王族の1人であるアガトンが知覚していないならば、クロッカが知り得るはずもなかった。



「剣術もいいですが、王国ではもう少し勉強も頑張って下さいね。報道の自由というのは王国の方が進んでいるのは確かです。しかし王国ではその分利権が絡んでおり、情報の取捨選択が必要です。新聞社に出資しているのは誰なのか、記者はどういう人間なのかによって記事の正確性を疑う事も必要です」


「記事の書き方によっては扇動者になれるわけか。情報統制と言っても王領内に留まる。他の領地の新聞も見てみたいものだね」


「本当ですね。王国では当たり前に記事の正確性に疑問を持って紙面の比較をしていましたが、帝国内ではあまり気にしたことがありませんでした」


帝国内の新聞社は少なく、各地域に密着している地方紙と、帝国内の最新情報が載る帝国が出資している新聞の2種類で、大きい街ではもう一社増えることもあるが、稀なことだ。

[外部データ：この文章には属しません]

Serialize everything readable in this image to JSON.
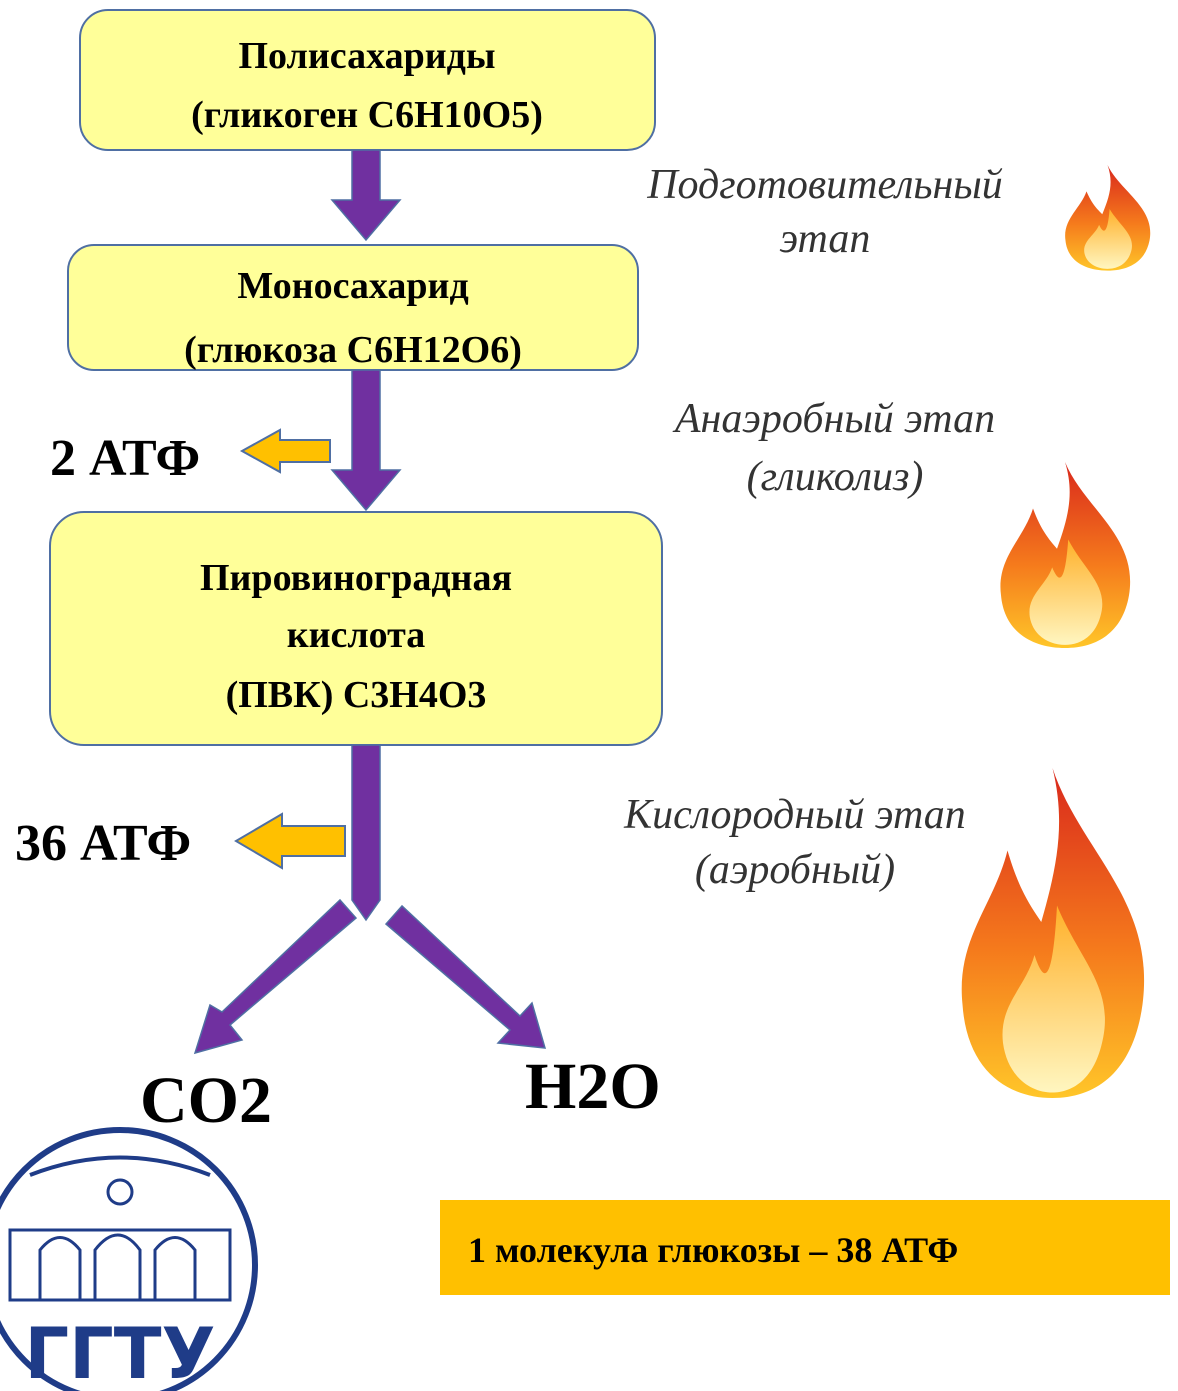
{
  "boxes": [
    {
      "lines": [
        "Полисахариды",
        "(гликоген C6H10O5)"
      ]
    },
    {
      "lines": [
        "Моносахарид",
        "(глюкоза C6H12O6)"
      ]
    },
    {
      "lines": [
        "Пировиноградная",
        "кислота",
        "(ПВК) C3H4O3"
      ]
    }
  ],
  "atp": [
    "2 АТФ",
    "36 АТФ"
  ],
  "stages": [
    {
      "lines": [
        "Подготовительный",
        "этап"
      ]
    },
    {
      "lines": [
        "Анаэробный этап",
        "(гликолиз)"
      ]
    },
    {
      "lines": [
        "Кислородный этап",
        "(аэробный)"
      ]
    }
  ],
  "products": [
    "CO2",
    "H2O"
  ],
  "logo": {
    "label": "ГГТУ"
  },
  "summary": "1 молекула глюкозы – 38 АТФ"
}
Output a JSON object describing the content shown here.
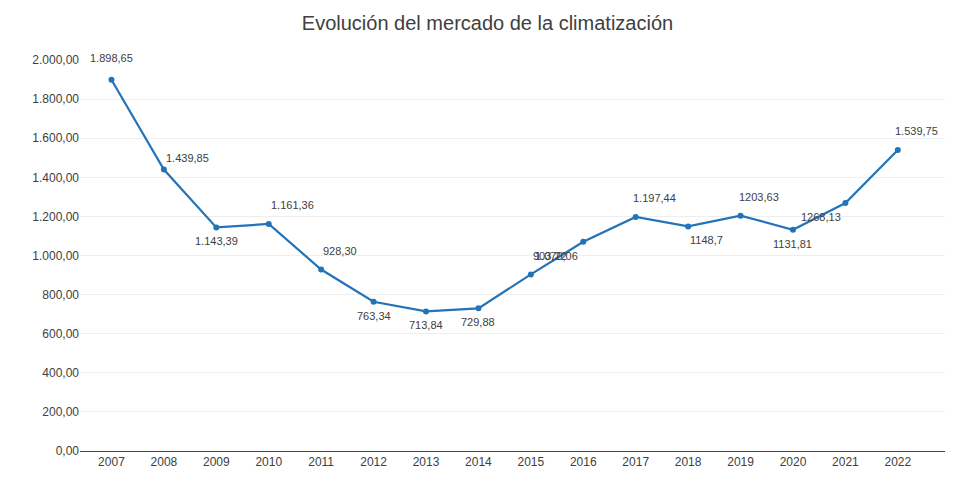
{
  "chart_data": {
    "type": "line",
    "title": "Evolución del mercado de la climatización",
    "x": [
      2007,
      2008,
      2009,
      2010,
      2011,
      2012,
      2013,
      2014,
      2015,
      2016,
      2017,
      2018,
      2019,
      2020,
      2021,
      2022
    ],
    "values": [
      1898.65,
      1439.85,
      1143.39,
      1161.36,
      928.3,
      763.34,
      713.84,
      729.88,
      903.22,
      1070.06,
      1197.44,
      1148.7,
      1203.63,
      1131.81,
      1268.13,
      1539.75
    ],
    "value_labels": [
      "1.898,65",
      "1.439,85",
      "1.143,39",
      "1.161,36",
      "928,30",
      "763,34",
      "713,84",
      "729,88",
      "903,22",
      "1.070,06",
      "1.197,44",
      "1148,7",
      "1203,63",
      "1131,81",
      "1268,13",
      "1.539,75"
    ],
    "color": "#2373B8",
    "marker": "circle",
    "data_labels": true,
    "grid": true,
    "xlim": [
      2006.4,
      2022.9
    ],
    "xticks": [
      2007,
      2008,
      2009,
      2010,
      2011,
      2012,
      2013,
      2014,
      2015,
      2016,
      2017,
      2018,
      2019,
      2020,
      2021,
      2022
    ],
    "ylim": [
      0,
      2000
    ],
    "yticks": [
      {
        "value": 0,
        "label": "0,00"
      },
      {
        "value": 200,
        "label": "200,00"
      },
      {
        "value": 400,
        "label": "400,00"
      },
      {
        "value": 600,
        "label": "600,00"
      },
      {
        "value": 800,
        "label": "800,00"
      },
      {
        "value": 1000,
        "label": "1.000,00"
      },
      {
        "value": 1200,
        "label": "1.200,00"
      },
      {
        "value": 1400,
        "label": "1.400,00"
      },
      {
        "value": 1600,
        "label": "1.600,00"
      },
      {
        "value": 1800,
        "label": "1.800,00"
      },
      {
        "value": 2000,
        "label": "2.000,00"
      }
    ]
  }
}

「偏向報道に気を付けているつもりでも、多方面から見た報道が他になければ、その記事が真実だと判断してしまうのも無理はない話ね。比較対象がないのだもの。小さな報道規制があるだけだけど、基本的には皇帝陛下の意思を汲んだ偏向報道と言われるものよ」



旅をして回るくらいの大きな領地となった王領内では、情報統制も必要なのかもしれない。
それを否定するつもりはないが、正しく認識できていると思っていた事象も、別の角度から考え直さなければいけないこともあるのかもしれないと冷や汗を感じた。